Shaheen predicted that Abbas will be in office for many more months. "I don't think there will be elections in January, and Abbas will have to stay until there are new elections, so no one is going anywhere so fast," he says. "There will be pressure exerted on Abbas to change his mind. Fatah will continue to press him [and] may call demonstrations to show moral support for Abbas in the streets."

US pressed too hard

Shaheen says that although the Obama administration aimed to strengthen Abbas, it inadvertently weakened him by pressing too hard.

Abbas's domestic popularity began to sink after President Barack Obama convinced him to meet Netanyahu during the United Nations General Assembly meeting in September, despite Abbas's earlier pronouncement that he would not hold talks without a settlement freeze.

"The Americans, instead of supporting him, kept exerting more pressure on him and that caused him to lose popularity among Palestinians," Shaheen says.

Abbas has also had increasingly difficulty in recent months managing internal affairs and was slow to do damage control on many occasions, in particular following the report of the UN investigation into the Gaza war, headed by South African Judge Richard Goldstone.

Both Abbas's supporters in Fatah and his critics in Hamas were in an uproar last month when his representative in Geneva voted to postpone processing the report for six months. Hamas took to hanging posters of Abbas throughout Gaza calling him a traitor and allowing people to throw their shoes at his image, a deep insult in the Arab world.

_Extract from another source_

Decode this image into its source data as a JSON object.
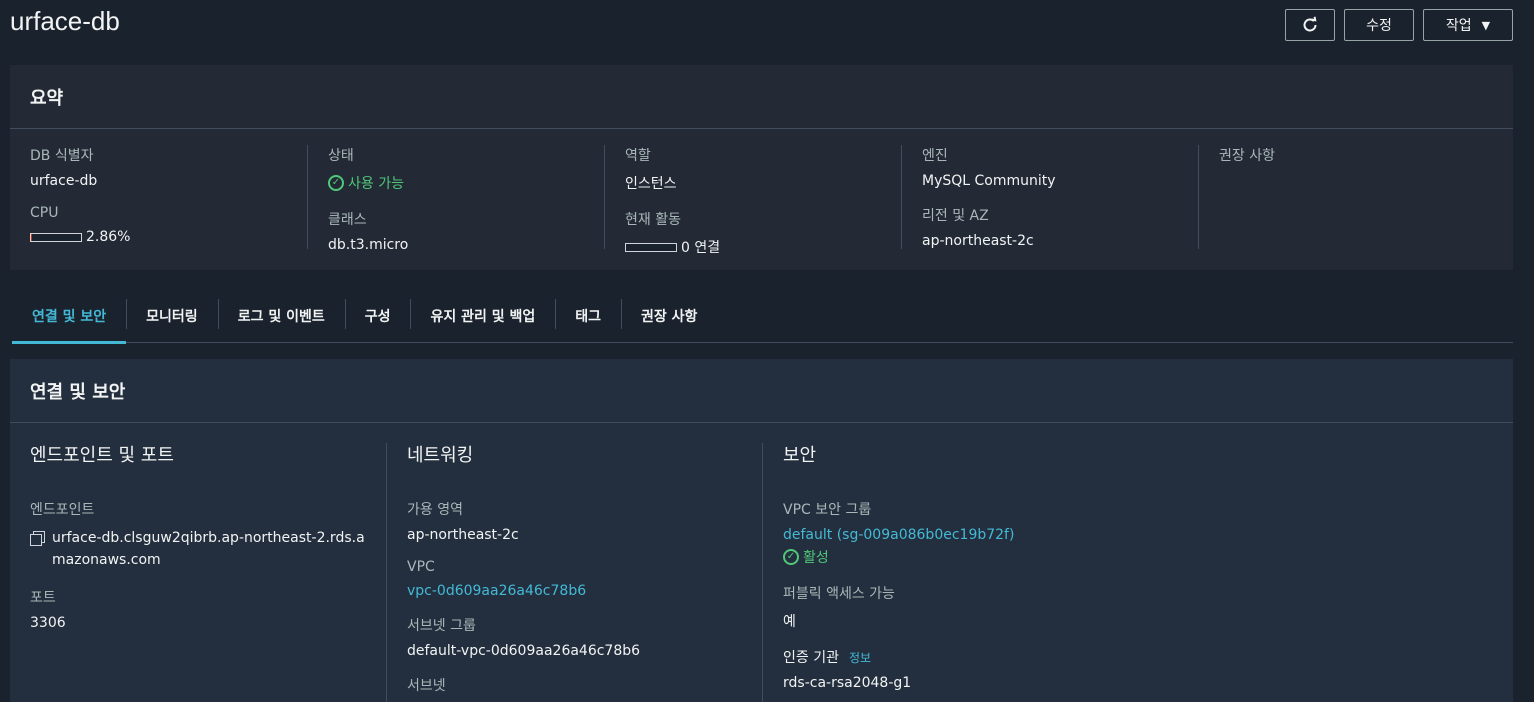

"We've called for unity," Abbas said in his nighttime speech at his headquarters in Ramallah. "Hamas has been trying to use some indefensible excuses to avoid signing this reconciliation agreement, namely the Goldstone report."

Who would replace Abbas?

It's unclear who would replace Abbas if he leaves the political scene. But Fatah officials in Ramallah note there's no easy replacement, no one person who would sure to beat a Hamas candidate in an election. The most popular member of the Fatah faction, according to polls, is consistently Marwan Barghouti, who's been in an Israeli jail for several years. And then there is Palestinian Prime Minister Salam Fayyad, who is respected internationally but doesn't necessarily have a local power base.

"This is the Fayyad era," says Abdallah Awwad, a political analyst in Ramallah. "America no long cares about Abbas or his political project. America is interested in an economic development project like Fayyad's," Mr. Awwad says, and the Americans "prefer to deal with him."